The Obama administration drew criticism in 2011 when one anonymous adviser, in an effort to explain the U.S.’s seemingly subordinate role in the military intervention in Libya, referred to U.S. strategy in the campaign as “leading from behind.”
The ill-timed and awkwardly crafted comment was dissected and maligned for months in American media circles, prompting eventual pushback and clarification from the administration.
But that unnamed, and possibly unemployed, adviser might have been on to something. While the United States reigned as the preeminent superpower for much of the 20th Century, the new century holds far more uncertainty.

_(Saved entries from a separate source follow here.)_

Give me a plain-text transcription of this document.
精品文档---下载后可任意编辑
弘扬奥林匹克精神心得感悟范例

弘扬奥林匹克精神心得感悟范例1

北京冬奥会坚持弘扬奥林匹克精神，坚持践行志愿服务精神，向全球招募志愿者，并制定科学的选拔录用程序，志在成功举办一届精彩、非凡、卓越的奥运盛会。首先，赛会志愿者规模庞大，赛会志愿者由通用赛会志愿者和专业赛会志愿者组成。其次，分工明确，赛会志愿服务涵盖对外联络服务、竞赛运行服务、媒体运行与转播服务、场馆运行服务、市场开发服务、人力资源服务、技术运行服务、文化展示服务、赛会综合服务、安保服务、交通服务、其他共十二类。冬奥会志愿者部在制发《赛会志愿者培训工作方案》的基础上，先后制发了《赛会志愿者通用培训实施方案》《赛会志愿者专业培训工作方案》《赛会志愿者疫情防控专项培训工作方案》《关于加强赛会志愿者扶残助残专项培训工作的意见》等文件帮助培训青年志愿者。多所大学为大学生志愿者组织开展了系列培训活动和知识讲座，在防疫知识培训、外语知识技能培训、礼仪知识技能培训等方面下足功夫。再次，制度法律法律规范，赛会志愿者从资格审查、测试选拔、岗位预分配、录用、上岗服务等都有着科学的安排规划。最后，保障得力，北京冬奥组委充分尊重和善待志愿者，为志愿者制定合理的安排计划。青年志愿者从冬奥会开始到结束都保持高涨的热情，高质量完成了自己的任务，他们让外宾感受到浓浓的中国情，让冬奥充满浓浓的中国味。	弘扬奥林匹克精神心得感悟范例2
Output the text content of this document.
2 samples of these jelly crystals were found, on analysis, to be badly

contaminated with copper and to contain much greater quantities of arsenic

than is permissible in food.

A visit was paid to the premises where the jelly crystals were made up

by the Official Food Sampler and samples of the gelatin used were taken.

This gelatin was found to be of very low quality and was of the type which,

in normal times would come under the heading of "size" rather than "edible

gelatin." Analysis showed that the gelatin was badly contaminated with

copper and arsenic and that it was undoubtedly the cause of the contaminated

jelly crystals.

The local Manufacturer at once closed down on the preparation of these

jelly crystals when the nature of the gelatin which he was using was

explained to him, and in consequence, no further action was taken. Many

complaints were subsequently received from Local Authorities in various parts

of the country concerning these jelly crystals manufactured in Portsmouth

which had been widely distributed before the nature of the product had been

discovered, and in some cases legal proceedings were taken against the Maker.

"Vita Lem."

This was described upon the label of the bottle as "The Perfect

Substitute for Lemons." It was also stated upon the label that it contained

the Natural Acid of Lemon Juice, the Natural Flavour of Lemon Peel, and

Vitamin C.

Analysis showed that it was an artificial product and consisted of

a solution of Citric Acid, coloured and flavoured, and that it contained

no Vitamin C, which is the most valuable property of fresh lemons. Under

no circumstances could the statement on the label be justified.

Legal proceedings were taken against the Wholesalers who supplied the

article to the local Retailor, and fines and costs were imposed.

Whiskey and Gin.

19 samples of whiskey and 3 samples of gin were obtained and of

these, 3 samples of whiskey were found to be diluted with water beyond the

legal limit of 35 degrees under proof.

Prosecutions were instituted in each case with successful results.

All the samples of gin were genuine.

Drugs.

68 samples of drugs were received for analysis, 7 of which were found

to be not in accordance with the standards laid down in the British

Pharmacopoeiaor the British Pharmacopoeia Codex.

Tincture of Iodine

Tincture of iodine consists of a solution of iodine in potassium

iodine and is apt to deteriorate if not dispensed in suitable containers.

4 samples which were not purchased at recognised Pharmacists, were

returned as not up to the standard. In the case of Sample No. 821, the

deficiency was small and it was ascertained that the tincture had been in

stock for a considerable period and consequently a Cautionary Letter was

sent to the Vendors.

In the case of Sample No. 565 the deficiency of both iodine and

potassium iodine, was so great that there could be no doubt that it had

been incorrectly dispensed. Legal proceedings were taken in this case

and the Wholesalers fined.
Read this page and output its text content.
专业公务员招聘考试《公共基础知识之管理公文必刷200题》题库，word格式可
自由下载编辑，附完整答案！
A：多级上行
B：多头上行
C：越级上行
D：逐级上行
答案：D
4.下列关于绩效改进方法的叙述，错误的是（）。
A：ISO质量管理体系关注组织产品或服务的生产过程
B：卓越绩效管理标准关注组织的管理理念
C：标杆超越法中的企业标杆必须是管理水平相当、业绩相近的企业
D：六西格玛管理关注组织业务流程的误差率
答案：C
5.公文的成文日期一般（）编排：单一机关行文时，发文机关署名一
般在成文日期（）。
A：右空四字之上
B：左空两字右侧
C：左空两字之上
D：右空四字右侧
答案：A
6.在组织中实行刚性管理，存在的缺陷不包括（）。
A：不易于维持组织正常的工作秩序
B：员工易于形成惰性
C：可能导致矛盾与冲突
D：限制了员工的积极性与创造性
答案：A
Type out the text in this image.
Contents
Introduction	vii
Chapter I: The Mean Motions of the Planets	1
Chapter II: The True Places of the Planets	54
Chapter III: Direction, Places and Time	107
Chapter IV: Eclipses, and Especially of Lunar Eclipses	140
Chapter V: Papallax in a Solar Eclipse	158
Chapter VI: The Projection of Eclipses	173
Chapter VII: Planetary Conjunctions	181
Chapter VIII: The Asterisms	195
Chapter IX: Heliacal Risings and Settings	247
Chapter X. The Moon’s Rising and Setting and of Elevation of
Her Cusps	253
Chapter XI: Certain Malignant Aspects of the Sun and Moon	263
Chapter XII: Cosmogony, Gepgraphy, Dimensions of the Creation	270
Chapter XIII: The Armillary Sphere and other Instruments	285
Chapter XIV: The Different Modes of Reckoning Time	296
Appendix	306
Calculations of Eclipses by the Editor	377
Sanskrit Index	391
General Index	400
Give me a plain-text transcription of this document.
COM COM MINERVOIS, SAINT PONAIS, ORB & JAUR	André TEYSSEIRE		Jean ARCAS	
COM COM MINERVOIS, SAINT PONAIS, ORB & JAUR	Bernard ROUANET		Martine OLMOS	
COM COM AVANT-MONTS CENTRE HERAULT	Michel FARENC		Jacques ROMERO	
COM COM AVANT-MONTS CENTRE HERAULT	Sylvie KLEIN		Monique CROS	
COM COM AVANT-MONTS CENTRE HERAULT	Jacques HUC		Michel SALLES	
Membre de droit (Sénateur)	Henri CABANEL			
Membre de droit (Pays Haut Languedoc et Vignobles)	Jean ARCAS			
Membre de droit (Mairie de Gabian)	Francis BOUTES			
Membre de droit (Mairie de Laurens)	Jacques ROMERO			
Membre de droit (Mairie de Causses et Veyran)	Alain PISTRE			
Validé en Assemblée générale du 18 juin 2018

Once a rallying cry of conspiracy theorists and the black helicopter crowd, the world of 2050 may resemble the new world order long warned of by global government Cassandras. And while the U.S. will remain a dominant figure in this new reality, authority will likely devolve in the decades to come to nations rooted not in the wealthy West, but to emerging nations in what was for years regarded as the global south.
That was the conclusion reached in a 2010 report by Uri Dadush and Bennett Stancil of the Carnegie Endowment for International Peace entitled “The World Order in 2050.” Dadush and Stancil outline a scenario in which rising powers will command a larger piece of the economic pie, and with it, greater influence in decision-making bodies like the United Nations and the International Monetary Fund.